On Jun 12, 2015, at 19:32 , Carl Hoefs <newsli...@autonomy.caltech.edu> wrote:
> 
> Okay, so now there's Swift. Ugh. At first glance it looks like a throwback to 
> Basic (let x =), so it make me shudder. 

Trust me, that feeling goes away in a few days.

> I suppose I'll hold my nose and learn it, but the main question would be why? 

OK, I’ll bite.

> Is there some glaring irredeemable deficiency in Obj C that will end its 
> days? I don’t recall anyone clamoring for a new language…

Actually, yes, we’ve been clamoring for improvements to Obj C for years, and 
got very little syntactically. My guess is that the biggest enhancement, ARC, 
was added to Obj-C mostly because the technology was being developed for Swift 
anyway.

> What problem/issue/deficiency is Swift intended to address?

There are old-school reasons and new-school reasons.

One of the biggest old-school reason is source duplication. You have to write 
everything “twice”, once in @interface, once in @implementation. This has been 
mitigated somewhat over the years, but Obj-C is literally twice the number of 
files as Swift, and (in my experience so far) twice the number of source lines 
to do the same thing.

Second is C-ness. Because Obj-C *is* C, it’s stuck with decades-old C 
limitations. We tolerated this because C is familiar and standard, but it’s 
still … old. (A quick example: enums in C are “really” just ints, with some 
slight pragmatic improvements over the years. The interchangeability is a 
source of programming errors.) To paraphrase an old joke, 1978 kept calling and 
asking for its raw bits back.

Amongst new-school reasons, there are things that you might not see as 
compelling because they’re unfamiliar, such as associated values in enums. Or 
better switch statements. Or optionals.

Then there’s a game-changing focus on value immutability as a programming 
paradigm. This seems like a drawback at first (“you’re gonna keep *copying* my 
arrays when I pass them around??”) but it ends up having very deep good 
consequences. (There’s a WWDC video on this, which I haven’t watched yet.)
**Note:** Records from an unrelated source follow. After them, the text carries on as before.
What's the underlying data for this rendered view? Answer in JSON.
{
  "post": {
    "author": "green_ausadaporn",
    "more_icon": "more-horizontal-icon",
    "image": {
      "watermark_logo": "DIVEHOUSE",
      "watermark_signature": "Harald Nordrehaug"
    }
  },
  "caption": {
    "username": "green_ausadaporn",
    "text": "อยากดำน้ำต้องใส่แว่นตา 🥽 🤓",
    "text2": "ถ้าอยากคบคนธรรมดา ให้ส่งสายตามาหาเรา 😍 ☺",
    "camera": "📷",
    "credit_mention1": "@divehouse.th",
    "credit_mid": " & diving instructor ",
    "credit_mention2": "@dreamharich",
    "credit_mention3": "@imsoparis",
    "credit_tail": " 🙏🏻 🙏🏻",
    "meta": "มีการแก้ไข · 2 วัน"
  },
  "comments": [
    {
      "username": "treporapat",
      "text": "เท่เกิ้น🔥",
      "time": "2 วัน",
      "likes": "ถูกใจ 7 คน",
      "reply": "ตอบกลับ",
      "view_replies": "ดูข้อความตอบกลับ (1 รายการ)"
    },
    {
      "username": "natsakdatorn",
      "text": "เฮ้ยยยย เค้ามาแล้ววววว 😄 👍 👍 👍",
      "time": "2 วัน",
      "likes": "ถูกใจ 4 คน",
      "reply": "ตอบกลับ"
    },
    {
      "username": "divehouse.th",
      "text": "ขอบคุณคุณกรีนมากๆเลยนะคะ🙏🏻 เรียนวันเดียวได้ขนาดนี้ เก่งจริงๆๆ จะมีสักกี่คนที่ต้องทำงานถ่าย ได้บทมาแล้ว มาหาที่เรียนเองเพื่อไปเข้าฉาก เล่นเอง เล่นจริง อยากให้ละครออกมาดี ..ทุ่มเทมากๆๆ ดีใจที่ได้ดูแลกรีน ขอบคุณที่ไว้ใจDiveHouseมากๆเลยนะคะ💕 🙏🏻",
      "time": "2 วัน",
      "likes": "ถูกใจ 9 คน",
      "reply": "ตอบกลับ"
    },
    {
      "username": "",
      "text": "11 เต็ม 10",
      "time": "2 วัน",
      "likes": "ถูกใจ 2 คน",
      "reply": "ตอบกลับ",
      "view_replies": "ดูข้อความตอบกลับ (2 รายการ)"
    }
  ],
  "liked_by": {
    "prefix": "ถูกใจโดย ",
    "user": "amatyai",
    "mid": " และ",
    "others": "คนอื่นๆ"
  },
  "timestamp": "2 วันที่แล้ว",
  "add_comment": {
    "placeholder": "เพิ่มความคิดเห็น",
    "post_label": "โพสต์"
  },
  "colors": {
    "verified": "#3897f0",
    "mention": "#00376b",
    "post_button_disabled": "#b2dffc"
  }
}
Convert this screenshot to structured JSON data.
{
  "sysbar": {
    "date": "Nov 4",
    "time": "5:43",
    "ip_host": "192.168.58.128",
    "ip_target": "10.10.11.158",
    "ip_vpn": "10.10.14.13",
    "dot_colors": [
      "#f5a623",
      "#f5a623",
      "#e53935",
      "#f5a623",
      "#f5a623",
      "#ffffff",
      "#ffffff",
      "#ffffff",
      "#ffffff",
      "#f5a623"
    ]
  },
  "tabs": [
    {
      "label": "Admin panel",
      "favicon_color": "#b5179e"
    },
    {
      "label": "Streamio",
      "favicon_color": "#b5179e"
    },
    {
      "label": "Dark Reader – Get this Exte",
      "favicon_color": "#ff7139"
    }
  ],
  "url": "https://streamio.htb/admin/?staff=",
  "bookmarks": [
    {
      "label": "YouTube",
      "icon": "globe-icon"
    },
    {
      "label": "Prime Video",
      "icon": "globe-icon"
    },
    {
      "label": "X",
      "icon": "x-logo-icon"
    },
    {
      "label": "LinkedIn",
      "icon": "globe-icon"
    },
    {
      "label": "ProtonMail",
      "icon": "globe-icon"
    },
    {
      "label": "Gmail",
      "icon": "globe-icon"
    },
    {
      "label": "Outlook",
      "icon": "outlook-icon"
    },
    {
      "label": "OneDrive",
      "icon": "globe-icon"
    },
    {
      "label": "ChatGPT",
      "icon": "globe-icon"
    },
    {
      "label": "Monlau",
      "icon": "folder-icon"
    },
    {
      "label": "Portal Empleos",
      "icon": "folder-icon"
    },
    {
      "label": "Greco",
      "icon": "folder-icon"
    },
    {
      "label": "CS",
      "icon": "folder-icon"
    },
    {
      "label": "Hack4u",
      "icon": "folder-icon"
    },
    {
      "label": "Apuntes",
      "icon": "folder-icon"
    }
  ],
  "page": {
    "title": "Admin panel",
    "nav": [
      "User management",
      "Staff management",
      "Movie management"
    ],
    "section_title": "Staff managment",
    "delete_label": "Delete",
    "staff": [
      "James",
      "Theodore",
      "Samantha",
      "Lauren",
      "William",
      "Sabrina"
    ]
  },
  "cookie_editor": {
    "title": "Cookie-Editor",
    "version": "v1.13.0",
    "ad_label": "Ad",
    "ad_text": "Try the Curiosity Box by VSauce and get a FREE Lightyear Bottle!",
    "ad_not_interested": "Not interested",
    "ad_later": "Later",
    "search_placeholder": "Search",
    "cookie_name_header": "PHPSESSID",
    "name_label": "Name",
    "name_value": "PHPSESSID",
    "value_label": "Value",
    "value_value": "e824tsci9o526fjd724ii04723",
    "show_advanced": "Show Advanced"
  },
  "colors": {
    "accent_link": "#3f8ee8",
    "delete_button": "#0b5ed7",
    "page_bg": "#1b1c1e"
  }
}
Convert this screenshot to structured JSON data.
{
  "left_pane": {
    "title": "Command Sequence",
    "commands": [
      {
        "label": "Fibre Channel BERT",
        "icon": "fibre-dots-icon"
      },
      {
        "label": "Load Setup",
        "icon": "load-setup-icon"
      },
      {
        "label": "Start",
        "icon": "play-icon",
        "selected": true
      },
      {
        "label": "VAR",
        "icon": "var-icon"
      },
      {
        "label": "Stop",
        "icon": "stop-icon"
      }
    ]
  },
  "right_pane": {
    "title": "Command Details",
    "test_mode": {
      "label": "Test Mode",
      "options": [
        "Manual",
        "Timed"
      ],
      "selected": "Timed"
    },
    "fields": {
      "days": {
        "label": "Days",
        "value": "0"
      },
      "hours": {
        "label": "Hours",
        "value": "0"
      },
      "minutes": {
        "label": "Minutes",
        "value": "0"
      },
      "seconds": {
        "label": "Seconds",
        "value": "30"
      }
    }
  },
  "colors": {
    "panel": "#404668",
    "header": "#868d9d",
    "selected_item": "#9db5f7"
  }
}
Then — especially in Swift 2 — there’s a game-changing focus on 
protocol-oriented programming. If you’ve suffered through C++, the sales pitch 
for Swift might be “base classes done right”, though I think there’s more too 
it than that. There’s a WWDC video on this, too, which I have watched and 
recommend, but keep your finger near the Pause button, since you’ll have to 
stop and think a lot.)

Lastly there are some new things, which *might* have been added to Obj-C but 
weren’t. For example, error handling. Perhaps it could be (and perhaps it even 
will be), but perhaps C-ness gets in the way of doing that. OTOH generics did 
kinda cross over into Obj-C, but again (I suspect) only because Swift exists.

> The mindset I use when programming in Obj C is “pure and simple object 
> orientation”. What mindset am I to adopt in learning Swift?  

It’s the same, really. The difference is that software-writing technology has 
actually advanced in the last 50 years. In some ways, it’s harder (and we’re 
tackling harder projects), so the language needs to be deeper. I’ve been 
thinking, this week, that the problem with C++ is that over the 50 years it’s 
tried to deal with this by *adding* stuff, time after time. Swift feels more 
like stuff is getting *removed* in each version. I dunno, but I think for 
anyone who used Swift 1, Swift 2 feels simpler.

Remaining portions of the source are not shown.